In western civilizations, the Roman aqueducts are often cited as the benchmark for early water delivery infrastructure. In the areas surrounding Rome, a hilly landscape separates water sources and the walled city. One aqueduct, built in 144 B.C., transported water 23 miles to Rome. However, only the last seven miles of the system were aboveground. The combination of tunnels and raised aqueducts maintained the consistent slope necessary for water to flow from its source to where it was needed using only gravity as a means of propulsion.

Figure 1-5

These ancient water delivery systems transported water in open channels and at atmospheric pressure. As such, they relied solely on gravity as a means of maintaining flow. All water flowing through the open channels must have first been located at, or lifted to, a higher elevation relative to where the water was being delivered. Open channel flow also created the possibility of biological contamination.
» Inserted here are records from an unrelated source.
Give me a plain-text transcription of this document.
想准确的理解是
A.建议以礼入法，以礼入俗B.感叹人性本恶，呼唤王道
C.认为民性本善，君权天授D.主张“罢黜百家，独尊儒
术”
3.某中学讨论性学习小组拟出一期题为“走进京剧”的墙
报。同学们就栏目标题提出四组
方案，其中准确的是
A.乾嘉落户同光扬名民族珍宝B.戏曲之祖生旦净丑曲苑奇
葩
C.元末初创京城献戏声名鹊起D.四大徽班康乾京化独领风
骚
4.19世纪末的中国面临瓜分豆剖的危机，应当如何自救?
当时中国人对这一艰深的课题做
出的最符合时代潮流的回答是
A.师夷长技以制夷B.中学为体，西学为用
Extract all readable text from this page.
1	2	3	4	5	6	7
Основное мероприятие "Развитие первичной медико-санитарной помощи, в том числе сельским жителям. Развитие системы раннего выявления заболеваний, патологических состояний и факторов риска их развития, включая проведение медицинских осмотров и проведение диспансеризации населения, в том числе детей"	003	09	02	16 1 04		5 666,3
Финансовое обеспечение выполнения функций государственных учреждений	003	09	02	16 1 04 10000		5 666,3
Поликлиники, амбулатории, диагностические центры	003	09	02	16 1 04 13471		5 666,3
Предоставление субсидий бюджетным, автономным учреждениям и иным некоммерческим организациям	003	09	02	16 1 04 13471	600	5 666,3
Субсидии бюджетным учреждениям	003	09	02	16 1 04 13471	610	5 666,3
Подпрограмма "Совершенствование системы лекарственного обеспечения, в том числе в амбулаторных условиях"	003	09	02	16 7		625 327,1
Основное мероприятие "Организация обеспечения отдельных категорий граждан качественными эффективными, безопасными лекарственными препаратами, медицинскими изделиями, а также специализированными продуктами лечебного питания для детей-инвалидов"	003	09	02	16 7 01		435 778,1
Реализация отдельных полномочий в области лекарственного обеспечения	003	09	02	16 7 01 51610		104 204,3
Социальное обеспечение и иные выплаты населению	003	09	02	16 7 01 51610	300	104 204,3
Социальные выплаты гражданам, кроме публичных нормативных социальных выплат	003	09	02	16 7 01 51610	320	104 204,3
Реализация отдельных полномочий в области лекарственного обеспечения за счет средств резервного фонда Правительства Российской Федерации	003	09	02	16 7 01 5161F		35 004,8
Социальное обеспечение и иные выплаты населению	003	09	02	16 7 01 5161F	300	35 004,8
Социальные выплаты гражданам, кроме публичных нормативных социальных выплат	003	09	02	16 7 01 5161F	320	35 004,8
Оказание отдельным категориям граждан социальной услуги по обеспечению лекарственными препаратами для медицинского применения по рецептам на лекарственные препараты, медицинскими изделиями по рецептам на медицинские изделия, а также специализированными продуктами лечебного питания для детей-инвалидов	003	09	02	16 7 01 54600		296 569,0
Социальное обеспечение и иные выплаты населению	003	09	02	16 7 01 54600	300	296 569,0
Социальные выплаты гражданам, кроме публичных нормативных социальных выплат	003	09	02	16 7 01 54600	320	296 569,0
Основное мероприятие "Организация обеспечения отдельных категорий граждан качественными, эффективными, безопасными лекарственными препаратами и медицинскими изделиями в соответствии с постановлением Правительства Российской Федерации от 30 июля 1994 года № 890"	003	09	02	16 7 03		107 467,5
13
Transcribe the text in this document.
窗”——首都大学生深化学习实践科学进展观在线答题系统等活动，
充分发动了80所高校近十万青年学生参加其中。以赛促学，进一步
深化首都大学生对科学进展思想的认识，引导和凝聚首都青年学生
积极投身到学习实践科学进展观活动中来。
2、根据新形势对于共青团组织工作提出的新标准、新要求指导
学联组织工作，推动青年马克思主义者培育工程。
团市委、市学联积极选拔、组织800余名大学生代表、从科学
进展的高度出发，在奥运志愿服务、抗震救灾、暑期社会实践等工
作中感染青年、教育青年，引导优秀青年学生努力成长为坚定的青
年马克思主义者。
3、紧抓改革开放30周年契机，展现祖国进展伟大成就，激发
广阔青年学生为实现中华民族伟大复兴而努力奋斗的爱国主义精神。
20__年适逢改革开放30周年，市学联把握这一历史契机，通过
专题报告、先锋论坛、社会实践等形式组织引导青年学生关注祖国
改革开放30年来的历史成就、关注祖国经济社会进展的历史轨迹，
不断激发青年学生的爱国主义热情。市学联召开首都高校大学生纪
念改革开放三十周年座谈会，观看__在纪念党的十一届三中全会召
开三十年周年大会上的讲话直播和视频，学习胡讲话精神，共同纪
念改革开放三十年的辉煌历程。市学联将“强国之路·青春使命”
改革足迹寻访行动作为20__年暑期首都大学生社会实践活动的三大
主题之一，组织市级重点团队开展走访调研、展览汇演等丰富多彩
Water delivery systems began to change as the ability to create closed pipes advanced. Early pipes made of stone, fired clay, wood (see Figures 1-5 and 1-6) and hammered sheets of lead eventually gave way to pipes fabricated of iron, concrete and other metals. These improvements, in combination with progress in methods of joining pipes together, allowed water to be maintained under pressure. This greatly improved the ability to distribute water to areas that could not be served by gravity-based flow.

Figure 1-6

Today, plumbing system designers and installers have an abundance of piping materials to effectively transport water from the source to point of use.

See idronics 26 for a detailed discussion of modern piping materials and joining methods for plumbing and hydronic systems: idronics #26


Currently, there are many devices available to transport water, isolate portions of water delivery systems, and control water temperature. However, one design challenge remains: consistent pressurization.

This issue of idronics discusses several scenarios where the pressure within modern plumbing systems is higher than desired for a variety of reasons. It then examines how to correct those situations through proper design and use of pressure regulating devices. The resulting systems reduce water waste, mechanical stress on plumbing components and noise. They will also deliver appropriate flow rates at plumbing fixtures and water-fed appliances.